Ne zaman yaşı olgunca, okumuş yazmış biriyle tanışsanız, sözü bir biçimine getirip, gülümseye gülümseye kendi gazeteciliğine intikal ettirir:
- Bizim de, der, vakti zamanında biraz gazeteciliğimiz vardır.

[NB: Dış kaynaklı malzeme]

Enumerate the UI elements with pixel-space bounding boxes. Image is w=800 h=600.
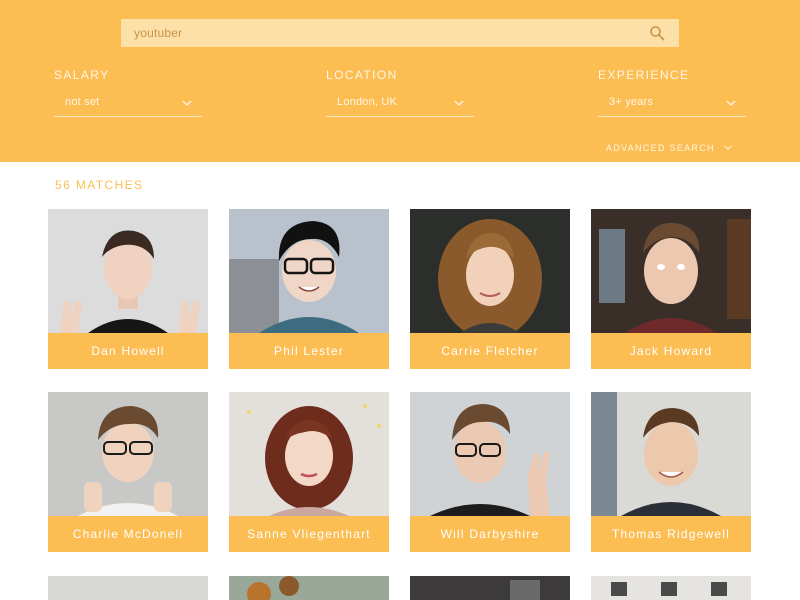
matches-count: 56 MATCHES — [55, 178, 144, 192]
profile-name: Will Darbyshire — [410, 516, 570, 552]
profile-name: Phil Lester — [229, 333, 389, 369]
search-icon[interactable] — [649, 25, 665, 41]
experience-select[interactable]: 3+ years — [598, 93, 746, 117]
location-label: LOCATION — [326, 68, 398, 82]
profile-card[interactable]: Will Darbyshire — [410, 392, 570, 552]
profile-card[interactable]: Sanne Vliegenthart — [229, 392, 389, 552]
advanced-search-label: ADVANCED SEARCH — [606, 143, 715, 153]
experience-label: EXPERIENCE — [598, 68, 690, 82]
profile-card[interactable]: Charlie McDonell — [48, 392, 208, 552]
profile-photo — [48, 392, 208, 516]
profile-name: Thomas Ridgewell — [591, 516, 751, 552]
search-bar[interactable]: youtuber — [121, 19, 679, 47]
profile-photo — [229, 209, 389, 333]
profile-photo — [48, 209, 208, 333]
profile-card[interactable]: Thomas Ridgewell — [591, 392, 751, 552]
salary-filter: SALARY not set — [54, 66, 202, 118]
location-filter: LOCATION London, UK — [326, 66, 474, 118]
profile-card-partial[interactable] — [48, 576, 208, 600]
profile-photo — [591, 392, 751, 516]
chevron-down-icon — [182, 100, 192, 106]
profile-name: Charlie McDonell — [48, 516, 208, 552]
salary-label: SALARY — [54, 68, 110, 82]
profile-name: Sanne Vliegenthart — [229, 516, 389, 552]
profile-photo — [410, 392, 570, 516]
profile-photo — [410, 209, 570, 333]
location-value: London, UK — [337, 96, 398, 108]
profile-card-partial[interactable] — [229, 576, 389, 600]
profile-card-partial[interactable] — [410, 576, 570, 600]
profile-name: Dan Howell — [48, 333, 208, 369]
location-select[interactable]: London, UK — [326, 93, 474, 117]
profile-card[interactable]: Jack Howard — [591, 209, 751, 369]
salary-select[interactable]: not set — [54, 93, 202, 117]
advanced-search-toggle[interactable]: ADVANCED SEARCH — [606, 141, 746, 155]
profile-name: Jack Howard — [591, 333, 751, 369]
profile-card-partial[interactable] — [591, 576, 751, 600]
experience-filter: EXPERIENCE 3+ years — [598, 66, 746, 118]
profile-photo — [591, 209, 751, 333]
experience-value: 3+ years — [609, 96, 654, 108]
search-header: youtuber SALARY not set LOCATION London,… — [0, 0, 800, 162]
search-input[interactable]: youtuber — [134, 26, 182, 40]
profile-card[interactable]: Phil Lester — [229, 209, 389, 369]
salary-value: not set — [65, 96, 100, 108]
chevron-down-icon — [454, 100, 464, 106]
chevron-down-icon — [726, 100, 736, 106]
profile-name: Carrie Fletcher — [410, 333, 570, 369]
chevron-down-icon — [724, 145, 732, 150]
profile-card[interactable]: Dan Howell — [48, 209, 208, 369]
profile-photo — [229, 392, 389, 516]
profile-card[interactable]: Carrie Fletcher — [410, 209, 570, 369]
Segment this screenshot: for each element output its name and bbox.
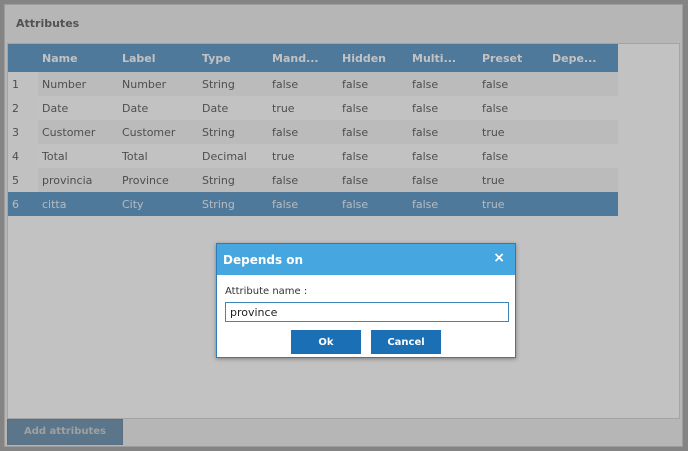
depends-on-dialog: Depends on × Attribute name : Ok Cancel — [216, 243, 516, 358]
attribute-name-label: Attribute name : — [225, 286, 308, 297]
attribute-name-input[interactable] — [225, 302, 509, 322]
dialog-header: Depends on × — [217, 244, 515, 275]
cancel-button[interactable]: Cancel — [371, 330, 441, 354]
close-icon[interactable]: × — [493, 250, 505, 266]
footer-shade — [7, 419, 123, 445]
modal-overlay — [0, 0, 688, 451]
ok-button[interactable]: Ok — [291, 330, 361, 354]
dialog-title: Depends on — [223, 253, 304, 267]
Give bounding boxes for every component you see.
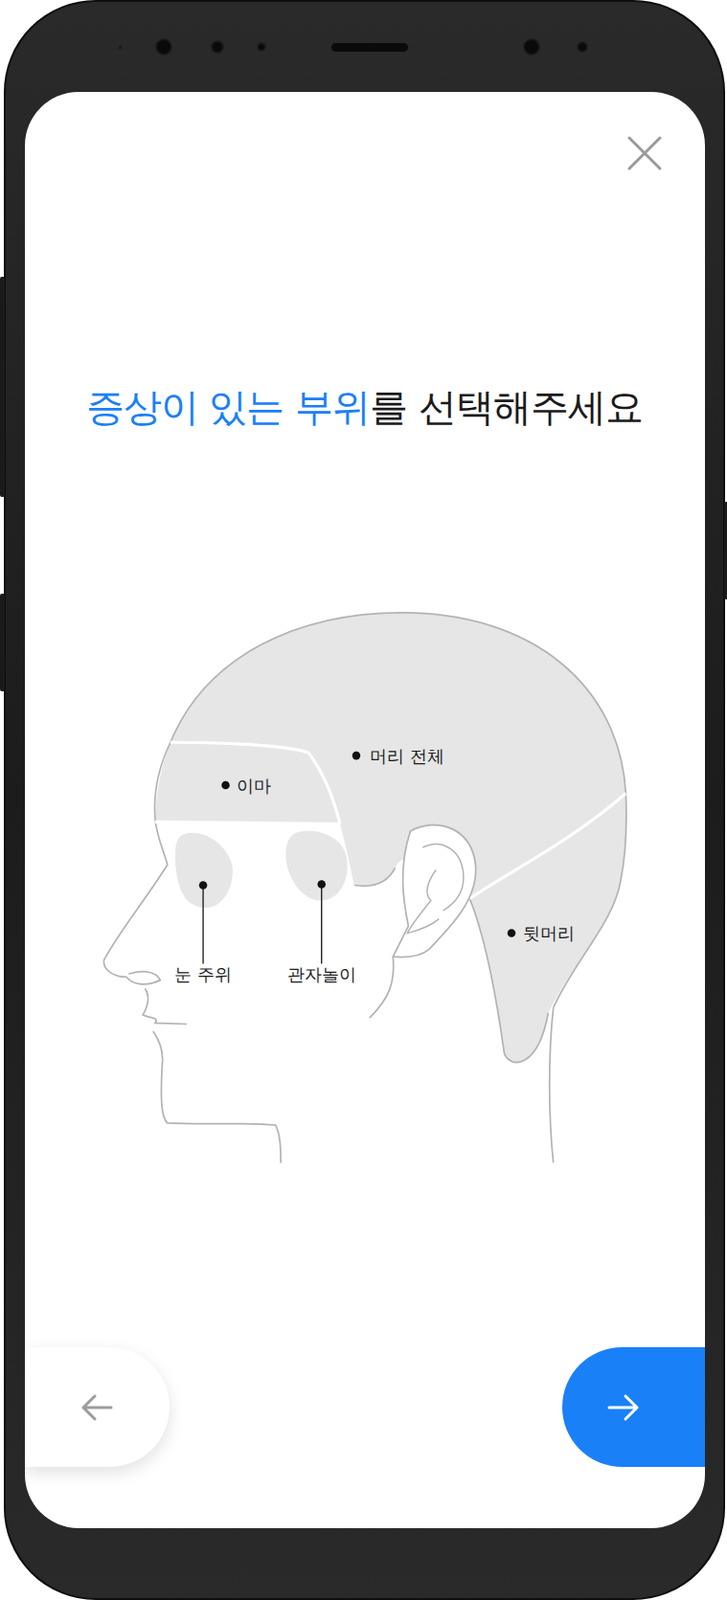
app-screen: 증상이 있는 부위를 선택해주세요머리 전체이마눈 주위 관자놀이 뒷머리 (24, 91, 705, 1529)
arrow-left-icon[interactable] (80, 1393, 114, 1423)
bottom-nav (24, 1347, 705, 1468)
head-region[interactable] (175, 833, 233, 909)
region-separator (469, 794, 626, 900)
region-label[interactable]: 눈 주위 (174, 964, 232, 985)
speaker-icon (331, 43, 409, 52)
back-button[interactable] (24, 1347, 170, 1468)
close-icon[interactable] (625, 134, 664, 173)
next-button[interactable] (562, 1347, 705, 1468)
head-outline (153, 1031, 281, 1164)
head-diagram: 머리 전체이마눈 주위 관자놀이 뒷머리 (93, 599, 636, 1172)
head-outline (354, 867, 396, 887)
region-dot[interactable] (221, 781, 230, 791)
title-highlight: 증상이 있는 부위 (86, 385, 370, 430)
region-label[interactable]: 관자놀이 (287, 964, 357, 985)
region-dot[interactable] (352, 751, 362, 761)
side-button (724, 501, 727, 600)
sensor-icon (117, 45, 123, 50)
page-title: 증상이 있는 부위를 선택해주세요 (24, 380, 705, 434)
head-outline (549, 1007, 554, 1163)
title-rest: 를 선택해주세요 (369, 385, 643, 430)
region-dot[interactable] (507, 929, 517, 938)
region-separator (170, 742, 341, 824)
arrow-right-icon[interactable] (607, 1393, 640, 1423)
sensor-icon (576, 41, 589, 53)
ear-icon (392, 825, 476, 958)
label-leader (202, 886, 204, 965)
head-region[interactable] (155, 742, 341, 824)
region-label[interactable]: 이마 (236, 775, 272, 796)
phone-top-bar (5, 1, 724, 92)
region-label[interactable]: 머리 전체 (369, 746, 445, 767)
head-outline (103, 742, 171, 985)
head-outline (170, 613, 627, 1009)
camera-icon (155, 38, 173, 56)
head-outline (369, 956, 394, 1019)
camera-icon (522, 38, 541, 56)
side-button (0, 593, 5, 692)
head-outline (142, 988, 187, 1024)
close-row (24, 91, 705, 215)
label-leader (320, 884, 322, 964)
head-region[interactable] (469, 794, 627, 1064)
region-separator (155, 821, 341, 824)
region-dot[interactable] (199, 881, 208, 890)
sensor-icon (210, 40, 225, 54)
region-label[interactable]: 뒷머리 (522, 923, 575, 944)
close-button[interactable] (625, 134, 664, 173)
spacer (24, 1171, 705, 1348)
region-dot[interactable] (317, 880, 326, 889)
head-region[interactable] (285, 831, 347, 902)
sensor-icon (256, 42, 267, 52)
phone-frame: 증상이 있는 부위를 선택해주세요머리 전체이마눈 주위 관자놀이 뒷머리 (3, 0, 726, 1600)
side-button (0, 276, 5, 498)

Kimi daha kestirme davranır, söze:
- Ooo, demek meslektaşız, diye başlar...
Bazısı geçmişteki gazeteciliğini ispat sadedinde bir de hatıra anlatır:
- Hiç unutmam, o tarihte ikdam'a gidip geliyorduk... Sağır Hamdi diye bir adliye muhabiri vardı.
Durur, bir pozla sorar:
- Tanıdınız mı Sağır Hamdi'yi?
- Hayır...
Küçültücü bir tebessümle noktayı kondurur:
- Eee tabii, siz daha çok gençsiniz...
Müteveffa bir milyonerin mirasçılığını iddia eden meçhul akrabaları gibi, matbuat aleminin halkalarından kopup geldiklerini söyleyen bu tanıdıkların adetleri öylesine çoktur ki, insan gayri ihtiyari basın mesleğinin de askerlik gibi bütün vatandaşlara şamil mecburi bir hizmet haline konup konmadığını düşünür.
Gazeteciliğin garip cazibesi, kendisine vaktiyle mekparmak bulaşanların dahi kalbinde eski bir sevgilinin hatırası gibi yıllarca tüter işte...
* * *
Gençlere gelince; onların da tahmin edilemeyecek kadar büyük bir kısmı bu işe heveslidir... Bedava çalışma pahasına bir gazeteye kapılanmak için fırsat arar dururlar... Ve bir de bu fırsat çıktı mı, ağızda eritilen bir çukulata gevşekliğinde yerli yersiz kendilerini takdim ederler:
- Gazeteciyim...
Bu takdimin içinde biraz da "Karışmam haaa, bir yazarsam görürsünüz" tehdidi gizlidir.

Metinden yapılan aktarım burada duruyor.